Client Problem:
A national provider of health information collection, coding, and analysis asked Dean & Company to evaluate its pricing strategy.
Project Objectives:
The main goal was a deep understanding of the economics to serve different customer types and the appropriate pricing strategy. The client believed that they “compete in a scale sensitive business…we price down the scale-curve” but did not have a rigorous analytical understanding of their own costs. In particular, we wanted to determine how economics and scale varied by customer size as well as the types of records processed. With that understanding in hand, we would then review their existing pricing policies and how they should be adjusted going forward.
Approach:
We conducted de-averaged profitability analysis of the business, with a focus on the “cost-to-serve” of each major customer segment. We identified the key drivers of their economics and the infrastructure necessary to monitor and capture this information going forward.
Results:
Dean & Company analysis indicated that the client was losing money on its largest accounts (nearly 50% of annual sales), and only breaking even on its second largest customers (12% of annual sales).
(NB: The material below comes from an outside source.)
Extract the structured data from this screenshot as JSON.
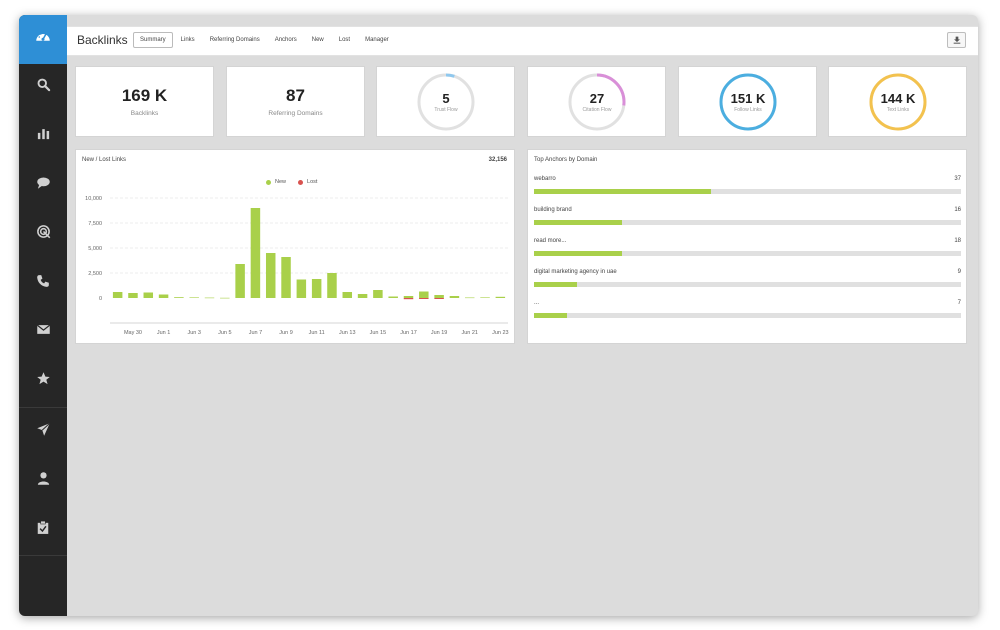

We found that while programming, collections, and SG&A costs were scale sensitive, the total scale curves were fairly flat due to higher “analysis” costs for the largest customers; over time, the larger customers had requested and received incremental services not captures by the client’s costing systems (nor priced). We developed a standard Statement of Work (SOW) to clearly articulate what services would be included in the core contract, and what the cost would be for “add-ons” to ensure that service upgrades did not reduce profitability. We additionally provided the tools and methodologies to cost and price core and “add-on” services, and to monitor these costs going forward.